I woke up next morning feeling sluggish, still worn out.
"I'll go down tomorrow. It's too darn hot today. The expressway is a
parking lot,” I muttered to myself, trying to assuage my guilty
conscience. I spent the better part of the day fooling myself, looking
for and finding every excuse not to visit my father that day. I called
my brother Ron around 7:30 p.m. He had flown in from St. .Louis
and been with our father all day.
"Hi, Ron, so how was today?"
"Not so good," he sounded worn out.
"Oh ...?" I wanted him to tell me more.
"Can you come down now?" he asked, barely masking an order to
do so. Frankly, I was glad he asked me. Even though my father had
had a bad day, Ron's request unburdened me of my guilty conscience.
I drove down.
"It's just that I've not seen him cry except when he thinks
about Ben (my dad’s first grandson, my first-born son who had died
almost eight years before),” I told my brother Ron. We sat in the
family lounge while the nurses were helping my dad to clean up.

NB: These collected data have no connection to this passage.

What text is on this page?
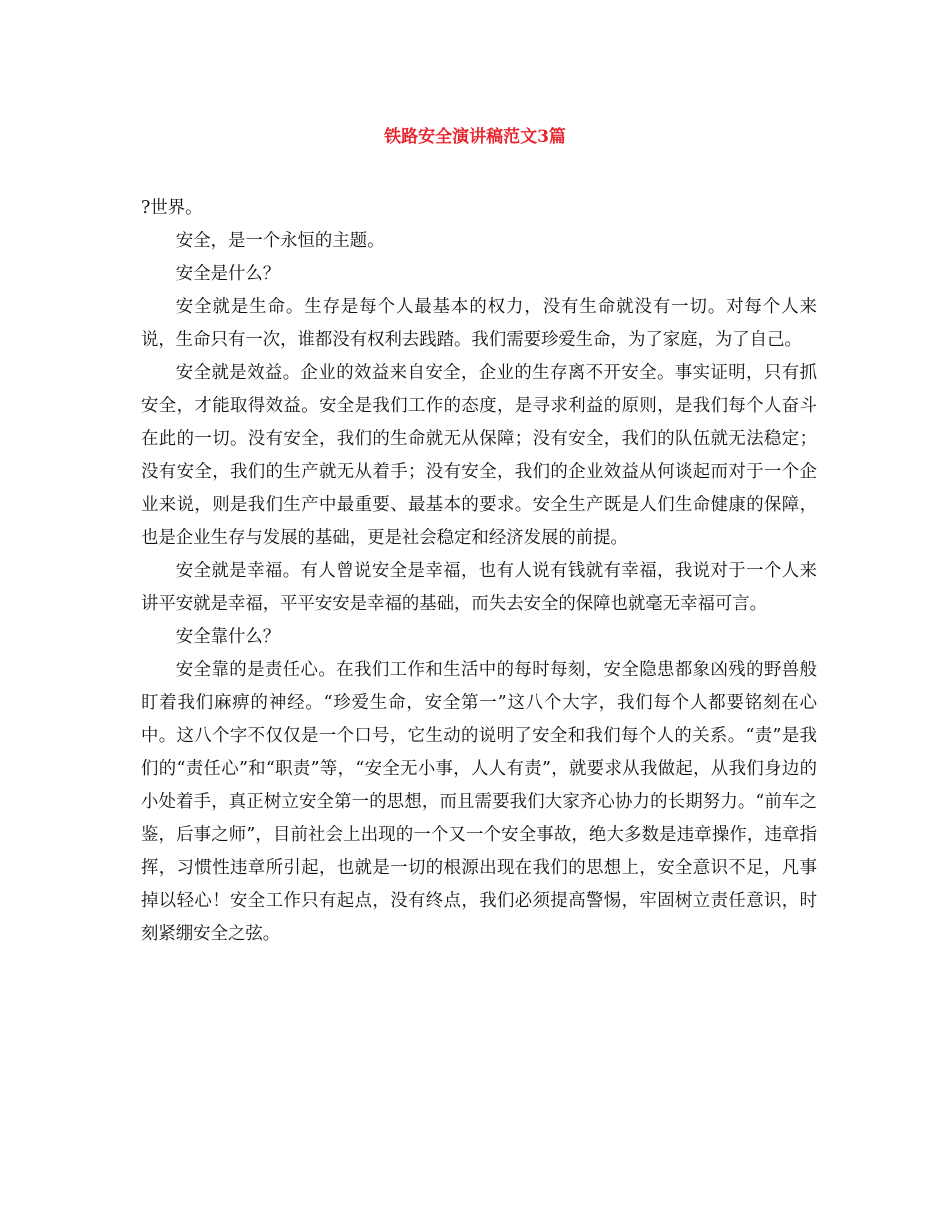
铁路安全演讲稿范文3篇

?世界。

安全，是一个永恒的主题。

安全是什么？

安全就是生命。生存是每个人最基本的权力，没有生命就没有一切。对每个人来说，生命只有一次，谁都没有权利去践踏。我们需要珍爱生命，为了家庭，为了自己。

安全就是效益。企业的效益来自安全，企业的生存离不开安全。事实证明，只有抓安全，才能取得效益。安全是我们工作的态度，是寻求利益的原则，是我们每个人奋斗在此的一切。没有安全，我们的生命就无从保障；没有安全，我们的队伍就无法稳定；没有安全，我们的生产就无从着手；没有安全，我们的企业效益从何谈起而对于一个企业来说，则是我们生产中最重要、最基本的要求。安全生产既是人们生命健康的保障，也是企业生存与发展的基础，更是社会稳定和经济发展的前提。

安全就是幸福。有人曾说安全是幸福，也有人说有钱就有幸福，我说对于一个人来讲平安就是幸福，平平安安是幸福的基础，而失去安全的保障也就毫无幸福可言。

安全靠什么？

安全靠的是责任心。在我们工作和生活中的每时每刻，安全隐患都象凶残的野兽般盯着我们麻痹的神经。“珍爱生命，安全第一”这八个大字，我们每个人都要铭刻在心中。这八个字不仅仅是一个口号，它生动的说明了安全和我们每个人的关系。“责”是我们的“责任心”和“职责”等，“安全无小事，人人有责”，就要求从我做起，从我们身边的小处着手，真正树立安全第一的思想，而且需要我们大家齐心协力的长期努力。“前车之鉴，后事之师”，目前社会上出现的一个又一个安全事故，绝大多数是违章操作，违章指挥，习惯性违章所引起，也就是一切的根源出现在我们的思想上，安全意识不足，凡事掉以轻心！安全工作只有起点，没有终点，我们必须提高警惕，牢固树立责任意识，时刻紧绷安全之弦。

"It's so darn pitiful," my brother remarked.
Tears, let down, disappointment My father cried while sitting on the
commode. The diarrhea was still unabated after five days in the
hospital. It comes when it pleases without warning or bodily signals. I
kept silent. What response is there? Here is a man who is not
afraid of his cancer. He can deal with that.

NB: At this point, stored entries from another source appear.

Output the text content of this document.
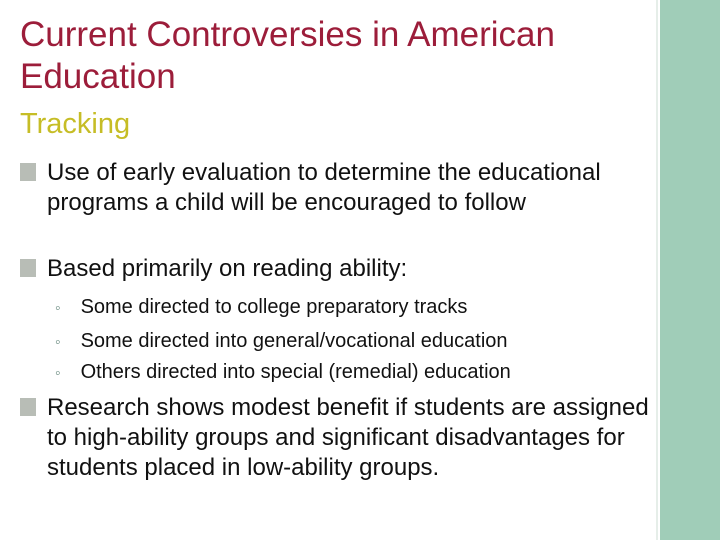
Current Controversies in American Education
Tracking
Use of early evaluation to determine the educational programs a child will be encouraged to follow
Based primarily on reading ability:
◦ Some directed to college preparatory tracks
◦ Some directed into general/vocational education
◦ Others directed into special (remedial) education
Research shows modest benefit if students are assigned to high-ability groups and significant disadvantages for students placed in low-ability groups.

"It's not the cancer. I accept that. The diarrhea is taking me
downhill," he said to his nephew Robert, my first cousin who is a soon
to retire professor of medicine in Michigan.
Do you remember what General MacArthur said about old soldiers
not dying but fading away? As a matter of fact, my father is an old
soldier, United States Army, brigadier general, retired. And as with old
soldiers, especially those who wear stars on their epaulets, there is no
crying. Reminds me of what Tom Hanks said in “A League of Their
Own”: “There is no crying in baseball!”
Think first about what my father said about the diarrhea taking him
downhill, and then ask yourself this question: when we are babies,
what do our parents train us to do which is our first accomplishment?
No, it's not learning to say "dada” and “mama" or taking our first step
“without holding on”. The answer is ‘toilet training”-achieving
mastery over our bodies, controlling one of its most basic functions
which defines us as “kids” and no longer as “babies.”
In desperation, I called my father’s consulting gastroenterologist at 5:00
A.M. the day before he was scheduled to leave the hospital. The
“tincture of opium” he had prescribed several days before to treat my
father’s diarrhea had yet to produce any positive results.
“Doctor, my family does not think my father is ready to leave the
hospital. There is still no change,” I explained as calmly as I could.
“I’ve tried everything I know how to do, but if the tincture is not
working, I do not know how to stop the diarrhea.”
“There is nothing more we can do for your dad in the hospital,”
admitted my Dad's oncologist later that same day. After nearly two
weeks, my dad went home. Bobbie had arranged to interview a
home nursing technician, Jennifer, that same afternoon.Bobbie hired
her, but after a week at home, the diarrhea began to subside. The
tincture of opium had apparently begun to work. My father no longer
required Jennifer's assistance. By the end of the second week at
home, my father’s bowel movements had normalized.
I began visiting with my father three times a week. We spend much of
our time talking and playing gin rummy. He tells his story and I
listen. Though he tires quickly and his pain from cancer worsens, my
father is happier. It appears the “Aibishter” has other plans for him. He
summed up his feelings succinctly when he told his brother: “Don't
worry Hirshy, I'm not ready to die yet."
If you're looking to measure a man's mettle, examine how he copes
with physical affliction. It is the ultimate test of the substance and
depth of his dignity. My father is the paradigm of a man who has
survived a plethora of challenges not only with his dignity intact but
admired by the many family members and friends to whom he
has provided a remarkable example of stubborn courage.
"So Dad,” I said one afternoon when he seemed ready and able, “I've a
few things I’d like to discuss."
"Okay, go ahead. What would you like me to do?”
"Tell me about the stuff you haven’t told me,” and so we began.